Nonetheless, some Western media sites falsely claimed Wu died of poverty and hunger by simply quoting a few unreliable Chinese social media accounts saying she "only ate rice mixed with chili" or "she survived on just 2 yuan per day." 

The average cost of Wu's lunch and supper at college was respectively 6.19 yuan and 6.24 yuan, according to her canteen consumption record Guizhou Forerunner College showed to media.
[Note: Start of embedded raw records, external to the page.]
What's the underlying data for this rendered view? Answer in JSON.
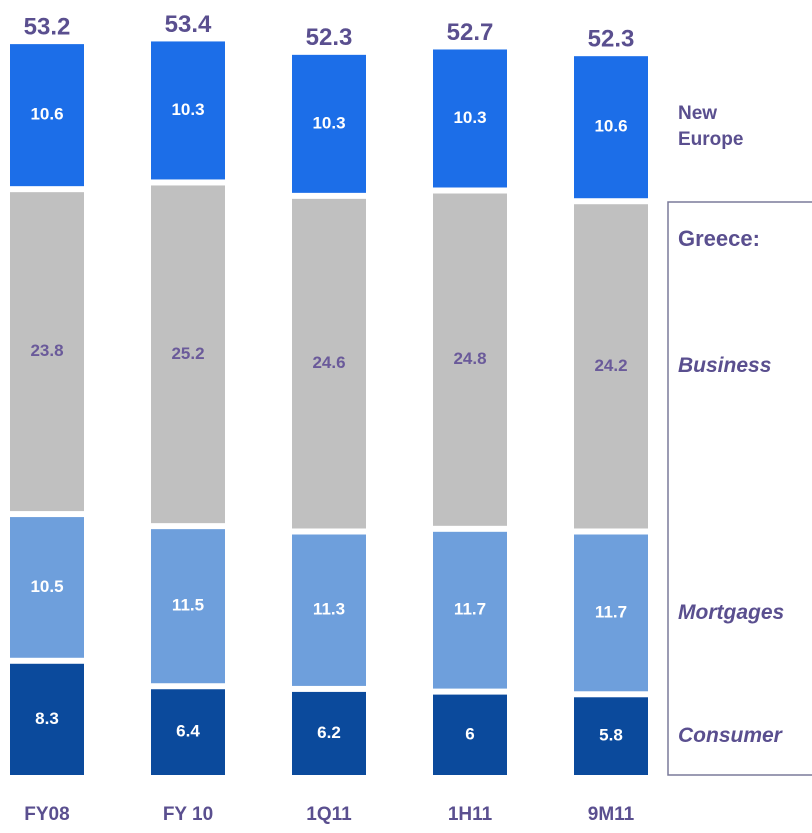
{
  "chart_data": {
    "type": "stacked_bar",
    "categories": [
      "FY08",
      "FY 10",
      "1Q11",
      "1H11",
      "9M11"
    ],
    "series": [
      {
        "name": "Consumer",
        "color": "#0b4a9c",
        "values": [
          8.3,
          6.4,
          6.2,
          6.0,
          5.8
        ]
      },
      {
        "name": "Mortgages",
        "color": "#6e9fdc",
        "values": [
          10.5,
          11.5,
          11.3,
          11.7,
          11.7
        ]
      },
      {
        "name": "Business",
        "color": "#c0c0c0",
        "values": [
          23.8,
          25.2,
          24.6,
          24.8,
          24.2
        ]
      },
      {
        "name": "New Europe",
        "color": "#1c6ee8",
        "values": [
          10.6,
          10.3,
          10.3,
          10.3,
          10.6
        ]
      }
    ],
    "totals": [
      53.2,
      53.4,
      52.3,
      52.7,
      52.3
    ],
    "group_label": "Greece:"
  }
}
She sometimes ate night snacks as well, read the record.

Six yuan can buy a meal consisting of a meat dish, a vegetable dish and a bowl of rice at colleges in Guizhou, sophomore Li Yunyun told the Global Times, disproving Western media's misinformation.

Wu herself had actually denied the "2 yuan per day" rumor through a friend.

"Wu told me what she originally said to media was she only spent 1-2 yuan 'on a certain day,' but it was changed to 'every day' or 'almost every day' in their stories," Wu's friend Wu Yurong said in a CCTV interview in December 2019.

The BBC attributed Wu's death and her overly small body size to "eating minimal amounts of food" in a January 14 article. CNN claimed in the lead of its January 14 story that she was "too poor to afford adequate food."

Wu's situation has been proved much more complicated than their claims.

The Affiliated Hospital of Guizhou Medical University, where Wu had received treatment for months, announced Wu might have suffered from Hutchinson Gilford Progeria Syndrome HGPS, Guizhou Daily reported January 15.

HGPS is a congenital rare disease that is almost impossible to cure, said Zhang Hongtao, research associate professor of Pathology and Laboratory Medicine at University of Pennsylvania Perelman School of Medicine.

Wu had been reportedly suffering the massive falling off of her hair and eyebrows, which was consistent with the symptom of HGPS rather than starvation or malnutrition, Zhang wrote in an article. Most HGPS patients die of cardiovascular-related diseases between the ages of 10 and 20 as their aging speed is 5-10 times faster than healthy people, Zhang said.

Therefore, money and support were "not enough to save Wu," he concluded.